Abstract: Proteomics is the global analysis of proteins that covers a broad range of technologies aimed at determining the identity and quantity of proteins expressed in the cell, their three-dimensional structure and interaction partners. In contrast to genome, proteome reflects more accurately on the dynamic state of the cell, tissue, or an organism. Therefore much is expected from proteomics to yield better disease markers for early diagnosis and therapy monitoring, as well as biomarkers that would indicate environmental exposure or provide prediction of biological age. In this thesis, I have developed and applied robust and sensitive subproteomic approaches to study the effect of aging as well as and environmental pollution using different animal models. In the first part, a high-throughput proteomic method based on liquid chromatography coupled to 2-dimensional gel electrophoresis (LC/2-DE) was developed. The usefulness of this method has been demonstrated by applying it to the assessment of marine pollution in a field experiment. Next, I have utilized this subproteomic approach to study the effect of aging in mouse kidney of both genders. As a result, a protein expression signature of aging kidney was obtained, revealing gender-dependent alterations in proteome profiles of aging mouse kidney. In order to further reduce the dynamic range of protein expression and increase the sensitivity of proteomic analysis, I have applied a shotgun mass spectrometry-based proteomic approach using isobaric tags for relative and absolute quantification (iTRAQ) coupled to liquid chromatography and tandem mass spectrometry (LC-MS/MS) to study age-related differences in peroxisome-enriched fractions from mouse liver. Only eight proteins showed statistically significant difference in expression (p<0.05) with moderate folds. This study indicates that age-depended changes in the liver proteome are minimal, suggesting that its proteome is efficiently maintained until certain age.

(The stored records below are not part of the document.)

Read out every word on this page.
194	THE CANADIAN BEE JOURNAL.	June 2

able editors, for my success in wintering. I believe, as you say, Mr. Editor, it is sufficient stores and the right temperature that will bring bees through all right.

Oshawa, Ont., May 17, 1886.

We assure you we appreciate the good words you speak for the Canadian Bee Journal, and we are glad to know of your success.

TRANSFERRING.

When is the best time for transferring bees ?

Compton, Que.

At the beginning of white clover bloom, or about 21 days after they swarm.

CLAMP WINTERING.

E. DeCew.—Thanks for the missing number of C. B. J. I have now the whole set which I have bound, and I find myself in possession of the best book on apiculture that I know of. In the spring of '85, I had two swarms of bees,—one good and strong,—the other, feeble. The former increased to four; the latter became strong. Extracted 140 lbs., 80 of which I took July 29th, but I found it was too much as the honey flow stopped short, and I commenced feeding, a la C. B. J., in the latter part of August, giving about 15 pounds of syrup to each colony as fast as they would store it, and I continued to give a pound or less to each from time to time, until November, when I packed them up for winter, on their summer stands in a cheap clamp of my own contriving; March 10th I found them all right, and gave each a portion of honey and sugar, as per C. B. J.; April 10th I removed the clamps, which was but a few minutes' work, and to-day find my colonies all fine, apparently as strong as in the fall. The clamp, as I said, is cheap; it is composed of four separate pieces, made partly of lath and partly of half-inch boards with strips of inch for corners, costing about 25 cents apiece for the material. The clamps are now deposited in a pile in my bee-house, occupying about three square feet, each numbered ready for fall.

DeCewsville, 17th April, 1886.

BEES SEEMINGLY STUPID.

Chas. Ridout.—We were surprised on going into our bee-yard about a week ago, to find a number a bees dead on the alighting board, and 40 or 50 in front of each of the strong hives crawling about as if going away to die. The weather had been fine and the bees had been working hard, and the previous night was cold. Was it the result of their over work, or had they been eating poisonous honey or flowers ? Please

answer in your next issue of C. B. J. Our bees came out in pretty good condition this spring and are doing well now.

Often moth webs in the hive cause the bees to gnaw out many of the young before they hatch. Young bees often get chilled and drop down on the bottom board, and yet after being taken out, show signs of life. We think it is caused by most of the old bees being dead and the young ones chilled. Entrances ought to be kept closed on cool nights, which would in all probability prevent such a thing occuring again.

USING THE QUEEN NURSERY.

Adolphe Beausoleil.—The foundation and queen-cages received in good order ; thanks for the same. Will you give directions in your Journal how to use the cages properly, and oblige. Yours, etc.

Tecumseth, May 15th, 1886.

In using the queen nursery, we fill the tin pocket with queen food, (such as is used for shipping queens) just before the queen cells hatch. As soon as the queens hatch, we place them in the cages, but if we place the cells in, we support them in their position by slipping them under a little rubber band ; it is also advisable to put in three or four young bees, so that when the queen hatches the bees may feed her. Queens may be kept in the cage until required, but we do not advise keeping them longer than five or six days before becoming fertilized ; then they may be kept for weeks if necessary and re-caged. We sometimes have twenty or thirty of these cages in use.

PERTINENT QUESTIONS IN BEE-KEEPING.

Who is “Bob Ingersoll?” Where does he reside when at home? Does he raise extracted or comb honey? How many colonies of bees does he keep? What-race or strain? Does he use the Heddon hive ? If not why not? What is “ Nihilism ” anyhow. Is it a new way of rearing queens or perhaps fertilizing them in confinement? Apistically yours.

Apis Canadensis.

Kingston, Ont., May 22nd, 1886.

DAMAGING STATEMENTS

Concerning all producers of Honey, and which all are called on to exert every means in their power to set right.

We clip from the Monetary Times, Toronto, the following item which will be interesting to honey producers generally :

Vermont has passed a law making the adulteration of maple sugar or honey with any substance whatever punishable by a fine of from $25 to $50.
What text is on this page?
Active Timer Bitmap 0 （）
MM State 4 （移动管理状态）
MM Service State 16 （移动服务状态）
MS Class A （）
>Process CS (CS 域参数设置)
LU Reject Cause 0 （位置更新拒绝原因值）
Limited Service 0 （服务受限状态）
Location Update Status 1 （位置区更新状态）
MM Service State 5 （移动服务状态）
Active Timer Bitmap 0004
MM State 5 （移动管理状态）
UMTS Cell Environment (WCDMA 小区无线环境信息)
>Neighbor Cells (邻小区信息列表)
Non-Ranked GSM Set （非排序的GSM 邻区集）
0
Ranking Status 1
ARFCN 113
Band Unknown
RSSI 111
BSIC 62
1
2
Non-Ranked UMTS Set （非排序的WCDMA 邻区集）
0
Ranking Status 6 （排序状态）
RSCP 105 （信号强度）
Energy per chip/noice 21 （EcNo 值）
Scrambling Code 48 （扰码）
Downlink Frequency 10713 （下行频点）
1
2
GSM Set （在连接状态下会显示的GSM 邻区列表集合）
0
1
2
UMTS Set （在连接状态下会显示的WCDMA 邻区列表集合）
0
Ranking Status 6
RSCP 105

Finally, in the context of aging studies and the role of peroxisomes in aging, I have tested the utility of cell-penetrating peptides (CPPs) as agents for protein delivery into acatalasemic peroxisomes using yeast as a model. The results obtained suggest that CPPs may be suitable for the delivery of antioxidants to peroxisomes and in future could provide a tool for the protein therapy of age-related diseases.